Nous ne pouvons connaître ni le bien ni le mal en soi. Le bien et le bon , le mal et le mauvais, dépendent de l'opinion subjective d'un observateur juge. Certes, dans notre espèce ( c'est-à- dire l'humain ), il est des cas où tous (disons: presque tous) s'accorde à dire: ceci est bien, ceci est mal. Je vous rappelle que du point de vue de l'écologie, toutes les espèces existantes, y compris celles dites nuisibles, les rats et les serpents venimeux par exemple, ont leur rôle à jouer dans l'équilibre général. Tout dépend de tout. Dans le sud de l'Irlande, les fermiers, pour on ne sait quelle raison – crainte d'une épidémie d'un mal transmissible à l'homme, semble-t-il, se débarrassèrent de leur chat. Ce fut la catastrophe. Leur économie locale dépendait à 95% de la culture du trèfle.

Les mulots, se multipliant en l'absence de chat, détruisirent tous les nids de bourdons. Or les bourdons sont indispensables à la fécondation du trèfle.
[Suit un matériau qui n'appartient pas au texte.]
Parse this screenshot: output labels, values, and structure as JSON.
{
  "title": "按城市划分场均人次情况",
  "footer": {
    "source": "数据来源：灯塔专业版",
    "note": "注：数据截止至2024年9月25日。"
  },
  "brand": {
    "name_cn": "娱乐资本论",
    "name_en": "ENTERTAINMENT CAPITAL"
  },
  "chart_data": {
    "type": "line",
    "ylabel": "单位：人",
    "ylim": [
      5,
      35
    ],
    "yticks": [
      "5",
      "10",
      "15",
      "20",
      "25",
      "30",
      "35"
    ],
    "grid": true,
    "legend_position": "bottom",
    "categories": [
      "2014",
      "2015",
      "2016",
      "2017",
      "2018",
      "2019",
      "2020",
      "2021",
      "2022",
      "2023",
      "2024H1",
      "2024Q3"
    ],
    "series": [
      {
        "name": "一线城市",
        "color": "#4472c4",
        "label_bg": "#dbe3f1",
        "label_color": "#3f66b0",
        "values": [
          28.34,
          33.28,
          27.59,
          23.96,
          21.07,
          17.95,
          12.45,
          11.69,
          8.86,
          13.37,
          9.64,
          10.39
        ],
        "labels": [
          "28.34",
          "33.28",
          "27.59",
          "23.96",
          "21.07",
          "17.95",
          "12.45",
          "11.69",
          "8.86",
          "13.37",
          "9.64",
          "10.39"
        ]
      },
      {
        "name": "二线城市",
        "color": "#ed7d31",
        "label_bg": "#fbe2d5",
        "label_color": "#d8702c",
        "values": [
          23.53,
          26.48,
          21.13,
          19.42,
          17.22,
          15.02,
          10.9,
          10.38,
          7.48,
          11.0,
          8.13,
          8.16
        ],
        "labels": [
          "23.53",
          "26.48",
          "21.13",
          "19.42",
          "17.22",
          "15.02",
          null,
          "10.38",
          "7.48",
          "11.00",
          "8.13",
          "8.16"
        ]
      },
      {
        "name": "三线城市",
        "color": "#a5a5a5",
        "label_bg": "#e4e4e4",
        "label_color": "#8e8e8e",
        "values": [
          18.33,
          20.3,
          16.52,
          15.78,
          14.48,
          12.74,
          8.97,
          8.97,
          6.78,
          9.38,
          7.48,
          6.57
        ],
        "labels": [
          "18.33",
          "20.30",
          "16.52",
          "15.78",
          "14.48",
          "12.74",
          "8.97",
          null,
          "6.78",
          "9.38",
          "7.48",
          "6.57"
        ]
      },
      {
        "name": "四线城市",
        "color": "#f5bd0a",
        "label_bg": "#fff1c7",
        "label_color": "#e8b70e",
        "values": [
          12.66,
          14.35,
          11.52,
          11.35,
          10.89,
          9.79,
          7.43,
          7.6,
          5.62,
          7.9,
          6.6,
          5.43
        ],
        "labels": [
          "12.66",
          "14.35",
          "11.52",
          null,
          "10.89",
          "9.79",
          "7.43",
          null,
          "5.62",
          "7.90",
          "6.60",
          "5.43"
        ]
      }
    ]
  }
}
Dans ce cas précis, les rats jouèrent un rôle négatif. Il n'en va pas toujours ainsi... Donc je peux dire que le bien est ce qui nous semble bon de notre point de vue. Le mal est ce qui, du même point de vue nous semble mauvais. Un lion poursuit une biche. Est-t-il bien ou mal qu'il la rejoigne et la croque? Le lion a le droit de vivre, la nature l'a fait carnivore. La biche aussi a le droit de vivre. Généralement, ce genre de problème est laissé de coté par l'homme car, précisément, les notions de bien et de mal n'interviennent que lorsqu'il est très directement intéressé. S'il est chasseur, il trouvera bien de tuer la biche et le lion. Mais si quelque puissant animal carnivore le prend, à son tour, en chasse, il trouverait mauvais que le fauve l'attrape et le détruise. Mon vénérable, mes frère en vos grades et qualités, il y a nulle ironie dans ce que je viens de dire simplement j'essaie de montrer la subjectivité de tout jugement moral. L'ami des animaux comme Brigitte Bardot voyant le chasseur rejoint et houspillé par un ours sera partagé entre le regret de voir un autre humain souffrir et la joie de constater que l'animal peut éventuellement prendre sa revanche: subjectivité encore. Je pense qu'il est important de bien comprendre que tous, tant que nous sommes, nous mettons dans nos juments quant au bien et au mal, une totale subjectivité.

Lorsque nous disons telle personne est mauvaise, c'est le plus souvent vrai de notre point de vue, mais du point de vue de la personne en question, c'est toujours faux. Prenons un cas historique typique et, du point de vue généralement accepté, monstrueux. Celui de la traite négrière. Est-il rien de plus révoltant que le génocide commis par cette traite à l'égard d'un peuple entier. Donc du point de vue général, voici une entreprise qui est, indiscutablement, marquée du sceau du mal. Ceci posé, essayons un instant de nous placer dans la peau des responsables. C'est impossible? Ces négriers étaient hors de l'humanité? Que non! Très humains au contraire, au sens exact et non laudatif du terme. Ils disaient que les africains étaient un sous peuple, moins que les animaux mais plus performants que les animaux. Idées délirantes de fous dangereux? Évidemment. Mais qui doivent nous permettre de comprendre que ces hommes, comme tout humain, s'efforçaient de servir le bien qu'ils concevaient. Tel que le concevaient leurs cerveaux malades... Demeurant dans le relatif (toujours par rapport au mal et au bien ) on peut classer les valeurs humaines en trois catégories:

1° la plus « basse », celle de l'égoïste reconnu pour tel par tous- sauf par lui-même, évidemment. Le bien recherché est à peu près exclusivement celui de l'individu lui-même. Nous sommes tous un peu ainsi c'est assez normal tant que l'homme se tient pour une individualité, tant qu'il ne parvient pas à comprendre avec tout son "être" que d'une part, il n'est rien si ce n'est une effervescence de corpuscules sans cesse naissant/mourant.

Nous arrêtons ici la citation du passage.